To determine the optimal first-line therapy for metastatic bladder cancer patients who are unfit for cisplatin, we compared carboplatin-based chemotherapy versus immunotherapy using real-world data. Survival in the 1st year of treatment was lower with immunotherapy relative to chemotherapy, but for patients surviving beyond the 1st year, immunotherapy was superior.
有限的数据比较了一线含卡铂化疗与免疫检查点阻断在不适合顺铂的转移性尿路上皮癌(mUC)患者中的疗效。指导治疗决策的主要证据是最近的美国食品和药物管理局/欧洲药品管理局的一项安全警报,该警报基于两项正在进行的 III 期试验的新数据,报告称在接受免疫治疗的 PD-L1 阴性患者中,生存时间更短。这些试验的最终结果尚不清楚。
比较不适合顺铂的 mUC 患者接受一线免疫治疗与接受含卡铂化疗的患者的生存情况。
设计、地点和参与者:我们使用 Flatiron Health 电子病历数据库进行了一项回顾性队列研究,纳入了 2011 年 1 月 1 日至 2018 年 5 月 18 日期间接受一线含卡铂化疗(n=1530)或免疫治疗(n=487)的 2017 例 mUC 患者。
主要结局是总生存期(OS),比较 12 个月和 36 个月的 OS 以及 12 个月前后的危险比。

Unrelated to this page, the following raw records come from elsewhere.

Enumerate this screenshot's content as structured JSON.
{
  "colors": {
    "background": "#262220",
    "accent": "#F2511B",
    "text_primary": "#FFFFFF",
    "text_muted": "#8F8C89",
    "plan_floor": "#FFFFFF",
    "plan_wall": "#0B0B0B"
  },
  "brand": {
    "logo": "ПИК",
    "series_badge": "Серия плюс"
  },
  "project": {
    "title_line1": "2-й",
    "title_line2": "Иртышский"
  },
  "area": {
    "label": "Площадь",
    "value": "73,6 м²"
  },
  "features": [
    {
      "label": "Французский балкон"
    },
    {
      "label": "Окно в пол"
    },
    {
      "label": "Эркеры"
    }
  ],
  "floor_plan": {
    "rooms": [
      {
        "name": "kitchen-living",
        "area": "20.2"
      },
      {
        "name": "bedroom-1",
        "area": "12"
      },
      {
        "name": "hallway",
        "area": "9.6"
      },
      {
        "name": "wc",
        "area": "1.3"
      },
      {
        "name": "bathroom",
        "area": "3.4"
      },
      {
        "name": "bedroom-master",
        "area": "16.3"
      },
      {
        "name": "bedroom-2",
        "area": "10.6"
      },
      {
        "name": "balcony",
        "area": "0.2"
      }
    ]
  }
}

采用倾向评分逆概率治疗加权(IPTW)来解决 Kaplan-Meier 和 Cox 回归模型中比较有效性的混杂因素。
免疫治疗组的 12 个月时的 OS 率较低(39.6% [95%置信区间 {CI} 34.0-45.3%] vs. 46.1% [95% CI 43.4-48.8%]),但 36 个月时的 OS 率较高(28.3% [95% CI 21.8-34.7%] vs. 13.3% [95% CI 11.1-15.5%])。与化疗组相比,免疫治疗在最初 12 个月的 OS 较差(IPTW 调整后的危险比 [HR] 1.37,95% CI 1.15-1.62),但在 12 个月后 OS 更好(IPTW 调整后的 HR 0.50,95% CI 0.30-0.85)。局限性包括回顾性设计和潜在的无法测量的混杂因素。
在 mUC 中,临床医生和患者应仔细考虑如何平衡化疗的短期益处与免疫治疗的长期益处。
为了确定不适合顺铂的转移性膀胱癌患者的最佳一线治疗方法,我们使用真实世界的数据比较了卡铂化疗与免疫治疗。与化疗相比,免疫治疗在治疗的第 1 年的生存率较低,但对于第 1 年以后存活的患者,免疫治疗的效果更好。